Historic change for exterior insulation law
Minister agrees to ease regulations after protests that historic buildings would be damaged
PLANS to force property owners to fit exterior insulation if they are carrying out work on a building’s facade have been changed after complaints from owners of historic properties.
Now properties built before 1948 and using materials such as cob (clay and straw), wood or plaster will be exempt from the obligation, which would have applied from January 2017.
The law, issued in May this year, was aimed to improve energy efficiency by forcing owners to cut heat loss through walls – with 35% of energy wasted as heat lost through the walls of uninsulated houses.
However, despite exemptions for historic properties it was feared colombage buildings, those in red-brick and others in dressed stone would be altered and covered up by unscrupulous builders.
Environment Minister Ségolène Royal agreed the change after meeting G8 Patrimoine, a group of historic building preservation societies.

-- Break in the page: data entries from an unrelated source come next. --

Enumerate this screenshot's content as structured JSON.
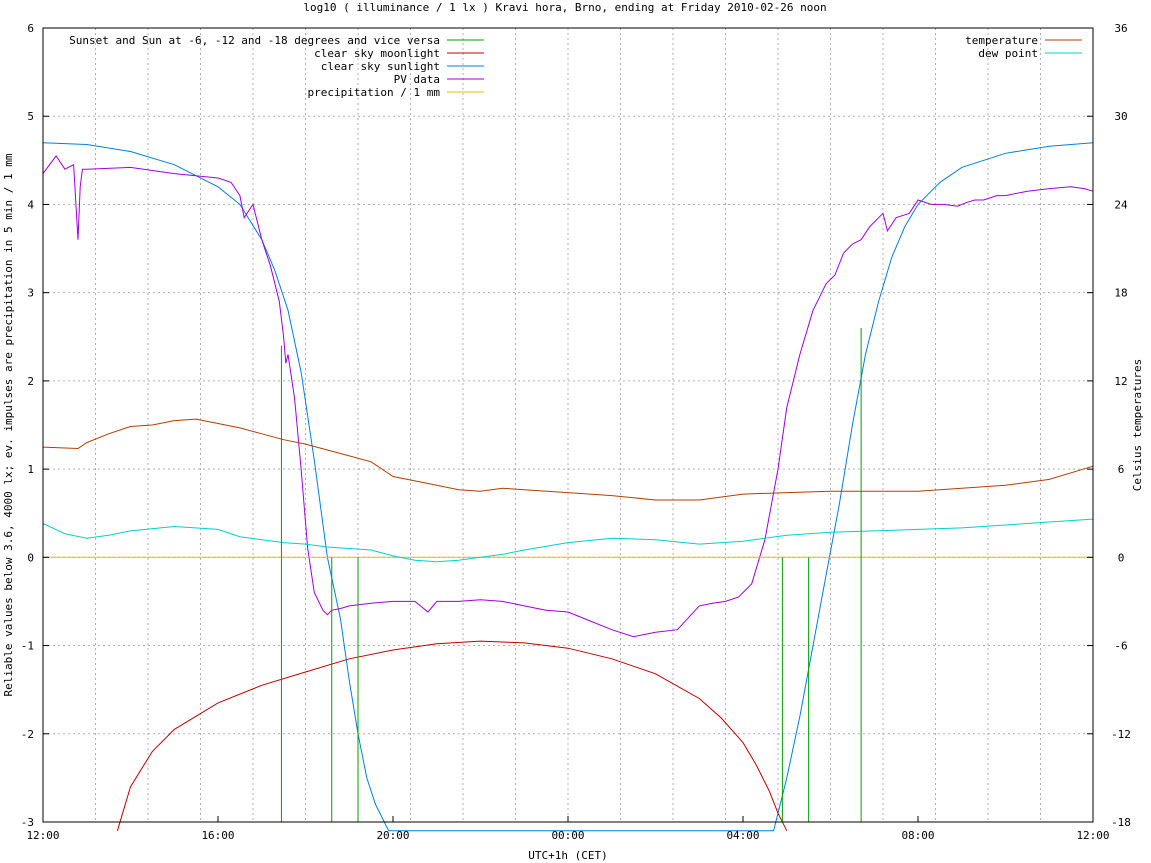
{
  "chart_data": {
    "type": "line",
    "title": "log10 ( illuminance / 1 lx ) Kravi hora, Brno, ending at Friday 2010-02-26 noon",
    "xlabel": "UTC+1h (CET)",
    "ylabel": "Reliable values below 3.6, 4000 lx; ev. impulses are precipitation in 5 min / 1 mm",
    "y2label": "Celsius temperatures",
    "xlim": [
      0,
      24
    ],
    "ylim": [
      -3,
      6
    ],
    "y2lim": [
      -18,
      36
    ],
    "grid": true,
    "x_ticks": [
      {
        "h": 0,
        "label": "12:00"
      },
      {
        "h": 4,
        "label": "16:00"
      },
      {
        "h": 8,
        "label": "20:00"
      },
      {
        "h": 12,
        "label": "00:00"
      },
      {
        "h": 16,
        "label": "04:00"
      },
      {
        "h": 20,
        "label": "08:00"
      },
      {
        "h": 24,
        "label": "12:00"
      }
    ],
    "y_ticks": [
      {
        "v": -3,
        "label": "-3"
      },
      {
        "v": -2,
        "label": "-2"
      },
      {
        "v": -1,
        "label": "-1"
      },
      {
        "v": 0,
        "label": "0"
      },
      {
        "v": 1,
        "label": "1"
      },
      {
        "v": 2,
        "label": "2"
      },
      {
        "v": 3,
        "label": "3"
      },
      {
        "v": 4,
        "label": "4"
      },
      {
        "v": 5,
        "label": "5"
      },
      {
        "v": 6,
        "label": "6"
      }
    ],
    "y2_ticks": [
      {
        "v": -18,
        "label": "-18"
      },
      {
        "v": -12,
        "label": "-12"
      },
      {
        "v": -6,
        "label": "-6"
      },
      {
        "v": 0,
        "label": "0"
      },
      {
        "v": 6,
        "label": "6"
      },
      {
        "v": 12,
        "label": "12"
      },
      {
        "v": 18,
        "label": "18"
      },
      {
        "v": 24,
        "label": "24"
      },
      {
        "v": 30,
        "label": "30"
      },
      {
        "v": 36,
        "label": "36"
      }
    ],
    "minor_grid_x": [
      1.2,
      2.4,
      3.6,
      4.8,
      6.0,
      7.2,
      8.4,
      9.6,
      10.8,
      12.0,
      13.2,
      14.4,
      15.6,
      16.8,
      18.0,
      19.2,
      20.4,
      21.6,
      22.8
    ],
    "legend_left": [
      {
        "name": "Sunset and Sun at -6, -12 and -18 degrees and vice versa",
        "color": "#00a000"
      },
      {
        "name": "clear sky moonlight",
        "color": "#c00000"
      },
      {
        "name": "clear sky sunlight",
        "color": "#0080e0"
      },
      {
        "name": "PV data",
        "color": "#a000e0"
      },
      {
        "name": "precipitation / 1 mm",
        "color": "#e0c000"
      }
    ],
    "legend_right": [
      {
        "name": "temperature",
        "color": "#b04000"
      },
      {
        "name": "dew point",
        "color": "#00d0d0"
      }
    ],
    "sun_events": [
      {
        "h": 5.45,
        "top": 2.4
      },
      {
        "h": 6.6,
        "top": 0
      },
      {
        "h": 7.2,
        "top": 0
      },
      {
        "h": 16.9,
        "top": 0
      },
      {
        "h": 17.5,
        "top": 0
      },
      {
        "h": 18.7,
        "top": 2.6
      }
    ],
    "series": [
      {
        "name": "clear sky sunlight",
        "axis": "y",
        "color": "#0080e0",
        "x": [
          0,
          1,
          2,
          3,
          4,
          4.5,
          5,
          5.3,
          5.6,
          5.9,
          6.2,
          6.5,
          6.8,
          7.0,
          7.2,
          7.4,
          7.6,
          7.8,
          7.9,
          16.7,
          16.8,
          17.0,
          17.3,
          17.6,
          17.9,
          18.2,
          18.5,
          18.8,
          19.1,
          19.4,
          19.7,
          20.0,
          20.5,
          21,
          22,
          23,
          24
        ],
        "values": [
          4.7,
          4.68,
          4.6,
          4.45,
          4.2,
          4.0,
          3.6,
          3.25,
          2.8,
          2.1,
          1.1,
          0.0,
          -0.7,
          -1.4,
          -2.0,
          -2.5,
          -2.8,
          -3.0,
          -3.1,
          -3.1,
          -2.9,
          -2.5,
          -1.8,
          -1.0,
          -0.2,
          0.6,
          1.5,
          2.3,
          2.9,
          3.4,
          3.75,
          4.0,
          4.25,
          4.42,
          4.58,
          4.66,
          4.7
        ]
      },
      {
        "name": "clear sky moonlight",
        "axis": "y",
        "color": "#c00000",
        "x": [
          1.7,
          2,
          2.5,
          3,
          4,
          5,
          6,
          7,
          8,
          9,
          10,
          11,
          12,
          13,
          14,
          15,
          15.5,
          16,
          16.3,
          16.6,
          16.8,
          17.0
        ],
        "values": [
          -3.1,
          -2.6,
          -2.2,
          -1.95,
          -1.65,
          -1.45,
          -1.3,
          -1.15,
          -1.05,
          -0.98,
          -0.95,
          -0.97,
          -1.03,
          -1.15,
          -1.32,
          -1.6,
          -1.82,
          -2.1,
          -2.35,
          -2.65,
          -2.9,
          -3.1
        ]
      },
      {
        "name": "PV data",
        "axis": "y",
        "color": "#a000e0",
        "x": [
          0,
          0.3,
          0.5,
          0.7,
          0.8,
          0.85,
          0.9,
          1,
          2,
          3,
          4,
          4.3,
          4.5,
          4.6,
          4.8,
          5,
          5.2,
          5.4,
          5.5,
          5.55,
          5.6,
          5.75,
          5.9,
          6.05,
          6.2,
          6.4,
          6.5,
          6.6,
          6.8,
          7,
          7.5,
          8,
          8.5,
          8.8,
          9,
          9.2,
          9.5,
          10,
          10.5,
          11,
          11.5,
          12,
          12.5,
          13,
          13.5,
          14,
          14.5,
          15,
          15.3,
          15.6,
          15.9,
          16.2,
          16.5,
          16.8,
          17,
          17.3,
          17.6,
          17.9,
          18.1,
          18.3,
          18.5,
          18.7,
          18.9,
          19.1,
          19.2,
          19.3,
          19.5,
          19.8,
          20,
          20.3,
          20.6,
          20.9,
          21.1,
          21.3,
          21.5,
          21.8,
          22,
          22.5,
          23,
          23.5,
          23.8,
          24
        ],
        "values": [
          4.35,
          4.55,
          4.4,
          4.45,
          3.6,
          4.2,
          4.4,
          4.4,
          4.42,
          4.35,
          4.3,
          4.25,
          4.1,
          3.85,
          4.0,
          3.6,
          3.3,
          2.9,
          2.5,
          2.2,
          2.3,
          1.8,
          1.0,
          0.1,
          -0.4,
          -0.6,
          -0.65,
          -0.6,
          -0.58,
          -0.55,
          -0.52,
          -0.5,
          -0.5,
          -0.62,
          -0.5,
          -0.5,
          -0.5,
          -0.48,
          -0.5,
          -0.55,
          -0.6,
          -0.62,
          -0.72,
          -0.82,
          -0.9,
          -0.85,
          -0.82,
          -0.55,
          -0.52,
          -0.5,
          -0.45,
          -0.3,
          0.2,
          1.0,
          1.7,
          2.3,
          2.8,
          3.1,
          3.2,
          3.45,
          3.55,
          3.6,
          3.75,
          3.85,
          3.9,
          3.7,
          3.85,
          3.9,
          4.05,
          4.0,
          4.0,
          3.98,
          4.02,
          4.05,
          4.05,
          4.1,
          4.1,
          4.15,
          4.18,
          4.2,
          4.18,
          4.15
        ]
      },
      {
        "name": "precipitation / 1 mm",
        "axis": "y",
        "color": "#e0c000",
        "x": [
          0,
          24
        ],
        "values": [
          0,
          0
        ]
      },
      {
        "name": "temperature",
        "axis": "y2",
        "color": "#b04000",
        "x": [
          0,
          0.8,
          1,
          1.5,
          2,
          2.5,
          3,
          3.5,
          4,
          4.5,
          5,
          5.5,
          6,
          6.5,
          7,
          7.5,
          8,
          8.5,
          9,
          9.5,
          10,
          10.5,
          11,
          12,
          13,
          14,
          15,
          16,
          17,
          18,
          19,
          20,
          21,
          22,
          23,
          24
        ],
        "values": [
          7.5,
          7.4,
          7.8,
          8.4,
          8.9,
          9.0,
          9.3,
          9.4,
          9.1,
          8.8,
          8.4,
          8.0,
          7.7,
          7.3,
          6.9,
          6.5,
          5.5,
          5.2,
          4.9,
          4.6,
          4.5,
          4.7,
          4.6,
          4.4,
          4.2,
          3.9,
          3.9,
          4.3,
          4.4,
          4.5,
          4.5,
          4.5,
          4.7,
          4.9,
          5.3,
          6.2
        ]
      },
      {
        "name": "dew point",
        "axis": "y2",
        "color": "#00d0d0",
        "x": [
          0,
          0.5,
          1,
          1.5,
          2,
          3,
          4,
          4.5,
          5,
          5.5,
          6,
          6.5,
          7,
          7.5,
          8,
          8.5,
          9,
          9.5,
          10,
          10.5,
          11,
          12,
          13,
          14,
          15,
          16,
          17,
          18,
          19,
          20,
          21,
          22,
          23,
          24
        ],
        "values": [
          2.3,
          1.6,
          1.3,
          1.5,
          1.8,
          2.1,
          1.9,
          1.4,
          1.2,
          1.0,
          0.9,
          0.7,
          0.6,
          0.5,
          0.1,
          -0.2,
          -0.3,
          -0.2,
          0.0,
          0.2,
          0.5,
          1.0,
          1.3,
          1.2,
          0.9,
          1.1,
          1.5,
          1.7,
          1.8,
          1.9,
          2.0,
          2.2,
          2.4,
          2.6
        ]
      }
    ]
  }
}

A new decree will clarify the exemptions.
Owners of homes outside the scope of the exemptions must upgrade their property’s energy efficiency by fitting extra insulation at the same time as any major work on roof or facade.
The property’s energy rating will be improved and, possibly, the resale value but as walls can often only be insulated by adding a layer on the outside, the law already exempts projects where the cost-benefit cut-off point exceeds 10 years.
Pre-1974 houses will not have insulation unless retro-fitted.